Est-ce la réécriture d'une page de l'Ancien Testament que nous propose Anita Diamant ? A-t-elle voulu en finir avec le silence assourdissant des femmes dans les textes bibliques ? Anita Diamant ne veut-elle plus que les femmes existent en tant que fille de…, soeur de…, épouse de… ? le temps est venu depuis la Genèse qui à Eve impute la faute originelle, depuis que la parole des hommes s'est substituée à celle de Dieu dans la Bible, le temps est venu pour que le rôle de la femme dépasse le cercle de la famille et apparaisse enfin en société, où depuis l'aube des temps ne se trouvent que des hommes.

La tente rouge n'est pas seulement le lieu où la fille devient femme, où la femme devient mère, La Tente rouge est le siège d'un secret. Secret inaccessible à la constitution physiologique et mentale de son congénère mâle, ce fameux « continent noir » dont certains attribuent la paternité de l'expression à Freud, en évocation de ce jardin réservé qu'est la féminité. Secret que l'homme a voulu circonscrire, de peur qu'il ne rivalise avec sa condition propre. La masculinité ne faisant l'objet d'aucune mention tant elle est évidente.
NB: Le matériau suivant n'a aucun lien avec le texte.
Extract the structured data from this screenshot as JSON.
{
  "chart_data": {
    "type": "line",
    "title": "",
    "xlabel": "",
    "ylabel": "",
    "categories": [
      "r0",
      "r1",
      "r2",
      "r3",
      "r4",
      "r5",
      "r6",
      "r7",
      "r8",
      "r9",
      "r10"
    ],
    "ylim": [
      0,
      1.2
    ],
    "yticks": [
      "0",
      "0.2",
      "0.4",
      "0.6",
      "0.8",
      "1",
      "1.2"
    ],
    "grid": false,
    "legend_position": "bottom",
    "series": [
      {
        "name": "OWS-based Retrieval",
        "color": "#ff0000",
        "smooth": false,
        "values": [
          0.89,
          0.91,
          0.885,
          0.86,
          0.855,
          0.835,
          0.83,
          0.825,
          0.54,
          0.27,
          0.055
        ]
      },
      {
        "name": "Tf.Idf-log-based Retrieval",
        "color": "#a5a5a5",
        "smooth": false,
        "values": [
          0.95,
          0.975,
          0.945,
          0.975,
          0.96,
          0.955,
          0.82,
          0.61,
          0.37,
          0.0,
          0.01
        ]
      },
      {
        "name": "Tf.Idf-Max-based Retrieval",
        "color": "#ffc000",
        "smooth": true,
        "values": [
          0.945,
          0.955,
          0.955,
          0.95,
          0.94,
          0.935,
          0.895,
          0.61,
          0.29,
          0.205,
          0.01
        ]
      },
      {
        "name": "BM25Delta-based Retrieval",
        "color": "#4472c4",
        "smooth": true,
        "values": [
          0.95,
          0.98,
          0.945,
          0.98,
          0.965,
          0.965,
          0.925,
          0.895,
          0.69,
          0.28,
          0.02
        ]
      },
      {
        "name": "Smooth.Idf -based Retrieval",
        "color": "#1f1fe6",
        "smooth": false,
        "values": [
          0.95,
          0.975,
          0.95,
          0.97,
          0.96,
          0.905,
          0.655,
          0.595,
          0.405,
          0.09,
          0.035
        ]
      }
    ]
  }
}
Pour sortir du cercle restreint dans lequel a voulu l'enfermer son congénère mâle, Anita Diamant a choisi de donner la parole à l'une d'elle : Dina. Elle est bien sûr fille de…, soeur de…, mais quand elle a voulu devenir la femme de…, de celui qu'elle avait osé choisir par amour faisant ainsi valoir son droit au bonheur, il s'en est trouvé dans sa propre famille pour la rabaisser à son statut imposé d'être obéissant et silencieux. Anita Diamant a donc choisi de réhabiliter la personne qui a vécu en son corps de femme. C'est sa mémoire qui intervient dans cet ouvrage.

Ainsi affranchie par ce procédé narratif des contingences terrestres et des lois dictées par l'autre sexe, libérée des peurs et des convoitises, la mémoire de Dina nous dit ce qu'a été sa vie et celles de ses consœurs en ces temps bibliques alors que la nature humaine vivait en symbiose avec la nature tout court. Invoquant dieux et déesses qu'elles concevaient à la mesure de leurs peurs et leurs espérances, en cette époque non encore assujettie au monopole d'un seul dieu. N'imaginant pas encore être libérées de la tutelle de ceux qui les réduisaient au rôle de mère de leur progéniture, de préférence mâle.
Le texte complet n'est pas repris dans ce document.